At trial, the plaintiff and fact witnesses presented conflicting evidence regarding the lighting in the area of the fall, with the plaintiff and her relatives testifying that the lighting was dark or dim and the disinterested witnesses testifying that the area was well lit. The plaintiff also admitted that she did not look where she was stepping when she opened the door to the recreation room. The only expert, called by the plaintiff, testified that the church did not meet the requirements of the Life Safety Code, although he admitted that he did not know if the church was old enough to fall within the grace period. He further testified that he was unsure whether the code even applied to religious facilities.

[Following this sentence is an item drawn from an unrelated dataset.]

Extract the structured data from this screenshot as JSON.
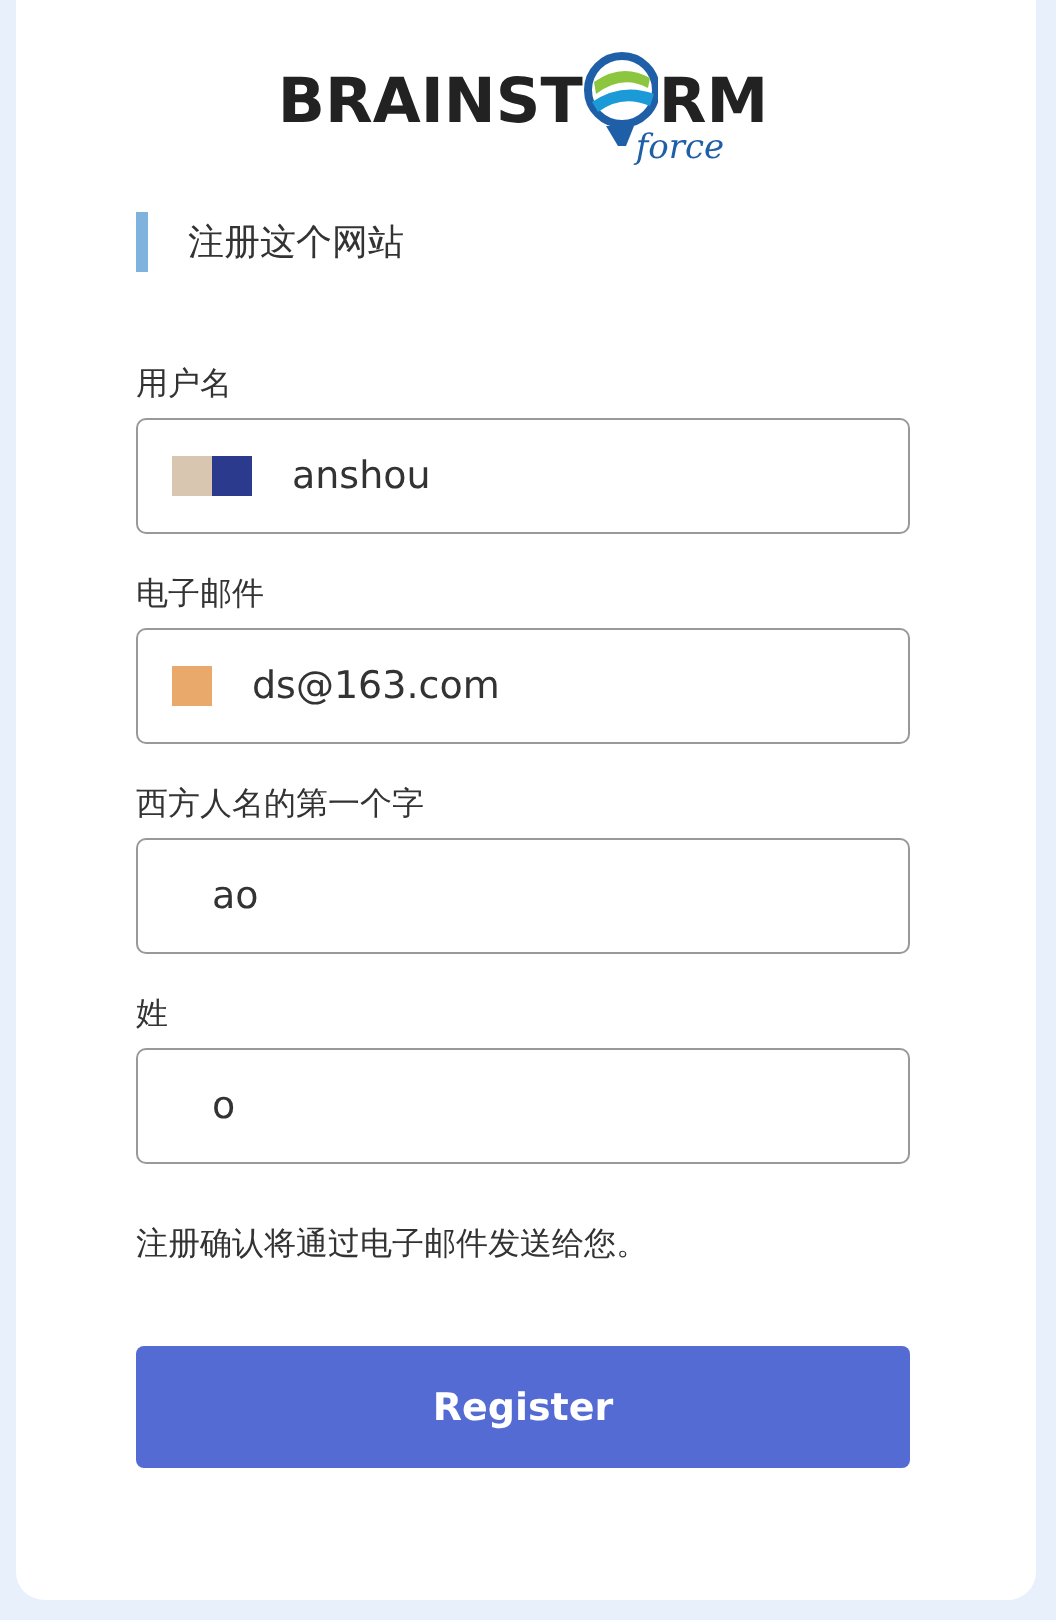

On appeal, the First Circuit held that in order to establish liability based on ownership or custody of a thing, a plaintiff must show the following:

  1. the defendant was the owner or custodian of a thing which caused the damage;
  2. the thing had a ruin, vice or defect that created an unreasonable risk of harm;
  3. the ruin, vice or defect of the thing caused the damage;
  4. the defendant knew or, in the exercise of reasonable care, should have known of the ruin, vice or defect;
  5. the damage could have been prevented by the exercise of reasonable care; and
  6. the defendant failed to exercise such reasonable care.

The determinative issue in this case was whether the step had a defect which presented an unreasonable risk of harm. The court held that the degree to which a potential victim may observe a danger is a factor in determining whether the condition is unreasonably dangerous, and a landowner is not liable for an injury which results from an open and obvious condition. Based on this analysis, the First Circuit held that it could not say that the jury was “clearly wrong” in finding that the step down was not a defect that presented an unreasonable risk of harm. The court affirmed the trial court judgment in favor of the church and its insurer.

Take-Away:  The plaintiff carries the burden of proving the existence of an unreasonably dangerous condition when claiming Landowner liability. When a condition is open and obvious, a jury’s determination of no liability will rarely be reversed.